Из глубины преисподней, из черного туннеля, несется ветер, пахнет паленой резиной, вспыхивают огни. Люстры держатся на тонких, ненадежных крючьях, вот сейчас еще один порыв ветра — и ледяная сверкающая громадина рухнет прямо на Олю. Возможно, так будет лучше для всех… Поезд остановился. Люстра не рухнула, продолжала медленно качаться, и желтоватые световые блики неприятно скользнули по лицу, когда Оля вошла в вагон.
— Осторожно, двери закрываются… В вагоне пахло приторными духами. Оля чуть поморщилась и села в уголок, подальше от двух одинаково одетых, накрашенных, надушенных девиц, и вообще, подальше от всех. Благо народу в это время совсем мало. Ее раздражали запахи, звуки, взгляды. Так раздражали, словно вся кожа содрана, каждый нерв оголен.
Оля вытащила из рюкзака тоненький Молитвослов, открыла наугад и стала читать, низко опустив голову.
«…и погаси пламень страстей моих, яко нищ есмь и окаянен. И избави мя от многих и лютых воспоминаний…» — губы ее чуть вздрагивали. Она старательно повторяла про себя слова, которые знала наизусть.
— Осторожно, двери закрываются. Следующая станция «Курская», — сообщил механический голос.

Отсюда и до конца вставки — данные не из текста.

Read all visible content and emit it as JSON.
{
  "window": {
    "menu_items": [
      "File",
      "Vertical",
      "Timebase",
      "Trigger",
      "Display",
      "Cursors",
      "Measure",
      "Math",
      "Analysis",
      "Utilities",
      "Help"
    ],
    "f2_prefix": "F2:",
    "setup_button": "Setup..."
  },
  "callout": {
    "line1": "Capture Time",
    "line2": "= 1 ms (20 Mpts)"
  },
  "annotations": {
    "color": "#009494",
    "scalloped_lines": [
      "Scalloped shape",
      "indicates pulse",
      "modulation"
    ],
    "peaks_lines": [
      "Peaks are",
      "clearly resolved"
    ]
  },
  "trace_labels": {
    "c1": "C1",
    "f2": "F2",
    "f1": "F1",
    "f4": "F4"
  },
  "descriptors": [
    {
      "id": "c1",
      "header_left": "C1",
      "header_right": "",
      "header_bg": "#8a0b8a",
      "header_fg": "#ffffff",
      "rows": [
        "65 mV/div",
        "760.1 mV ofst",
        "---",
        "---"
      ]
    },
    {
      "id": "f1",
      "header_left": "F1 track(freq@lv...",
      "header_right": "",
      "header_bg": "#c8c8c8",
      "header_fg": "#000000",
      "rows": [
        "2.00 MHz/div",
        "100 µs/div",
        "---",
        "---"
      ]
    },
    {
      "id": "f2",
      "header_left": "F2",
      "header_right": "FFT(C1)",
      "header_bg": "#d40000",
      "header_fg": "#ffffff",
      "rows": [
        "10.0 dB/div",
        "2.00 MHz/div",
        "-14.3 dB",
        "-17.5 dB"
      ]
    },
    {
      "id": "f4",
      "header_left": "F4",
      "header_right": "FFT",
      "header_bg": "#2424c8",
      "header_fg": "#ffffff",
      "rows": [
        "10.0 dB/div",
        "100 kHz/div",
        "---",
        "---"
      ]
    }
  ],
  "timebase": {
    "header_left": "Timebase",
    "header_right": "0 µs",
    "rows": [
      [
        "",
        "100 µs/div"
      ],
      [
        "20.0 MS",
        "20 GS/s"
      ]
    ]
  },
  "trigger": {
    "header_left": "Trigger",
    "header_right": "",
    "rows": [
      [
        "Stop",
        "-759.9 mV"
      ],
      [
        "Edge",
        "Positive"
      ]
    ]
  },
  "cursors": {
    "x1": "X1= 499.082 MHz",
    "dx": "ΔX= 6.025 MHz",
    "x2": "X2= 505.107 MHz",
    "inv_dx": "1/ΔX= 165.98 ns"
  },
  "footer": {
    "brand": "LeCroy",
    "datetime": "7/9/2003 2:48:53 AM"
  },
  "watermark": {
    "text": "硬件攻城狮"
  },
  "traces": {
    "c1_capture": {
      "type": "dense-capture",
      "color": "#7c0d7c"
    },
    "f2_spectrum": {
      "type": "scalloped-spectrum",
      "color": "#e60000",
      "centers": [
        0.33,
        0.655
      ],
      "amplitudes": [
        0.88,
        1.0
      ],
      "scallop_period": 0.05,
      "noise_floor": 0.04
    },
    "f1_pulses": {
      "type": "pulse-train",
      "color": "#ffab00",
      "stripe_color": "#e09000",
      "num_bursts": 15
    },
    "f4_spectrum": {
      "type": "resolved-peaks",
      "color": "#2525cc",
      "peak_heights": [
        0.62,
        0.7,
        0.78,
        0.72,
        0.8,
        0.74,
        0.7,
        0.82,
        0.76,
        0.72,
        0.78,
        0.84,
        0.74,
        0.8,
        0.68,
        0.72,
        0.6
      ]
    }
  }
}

Надо убрать Молитвослов в рюкзак, выйти из вагона, перейти на другую линию. Поздно уже, метро закрывается, поезд может оказаться последним. Если успеть на пересадку, всего через полчаса Оля будет дома. Потом придется покормить бабушку Иветту, вымыть, уложить в постель, поговорить, вернее — выслушать очередную лекцию о том, что она, Оля, живет не правильно. Да, придется выслушать, сжав зубы и согласно, понимающе кивая, иначе Иветта Тихоновна не даст покоя, будет стонать всю ночь, разыграет красивый сердечный приступ, заставит вызвать «Скорую». Затем Оля будет тихо извиняться перед врачом, смиренно стерпит грубый выговор за напрасный вызов к старой сумасбродке. («Девушка, ну вы что, сами не понимаете? У вашей… кто она вам? Бабушка? У вашей бабушки старческий маразм, а сердце здоровое, любой молодой позавидует…») Конечно, Оля отлично знает, сердце у бабушки здоровое. Каким оно еще может быть, если вместо него «пламенный мотор»? И про маразм знает, и что врачи «Скорой» теряют свое драгоценное время, а зарплаты у них мизерные, и, может быть, сейчас, пока они тут возятся с маразматической Олиной бабушкой, кто-то молодой погибает, ожидая бригаду. И молодая жизнь значительно важней, чем капризы сумасшедшей старухи. Все это Оля знает, возражать не собирается, готова сунуть в золотую медицинскую руку свой последний мятый полтинник. Простите, больше нет… Они простят. Полтинник — это мало, но они простят. Оглядевшись в нищей однокомнатной клетушке, они поймут, что больше Оля дать не может.
А если их не вызывать, Иветта Тихоновна выбежит на лестничную площадку, начнет барабанить в дверь соседям, орать: «Помогите! Умираю!», соседи позвонят в милицию.
Лучше стерпеть обязательный вечерний монолог старушки, в конце концов, все вместе — еда, мытье, лекция о смысле жизни — займет не больше часа. Потом можно закрыться на кухне, остаться одной, оглохнуть, ослепнуть, ни о чем не думать… Когда она подошла к вагонной двери, кто-то осторожно тронул ее за плечо.
— Девушка, вы уронили… Пожилой мужчина протягивал ей маленькую цветную фотографию.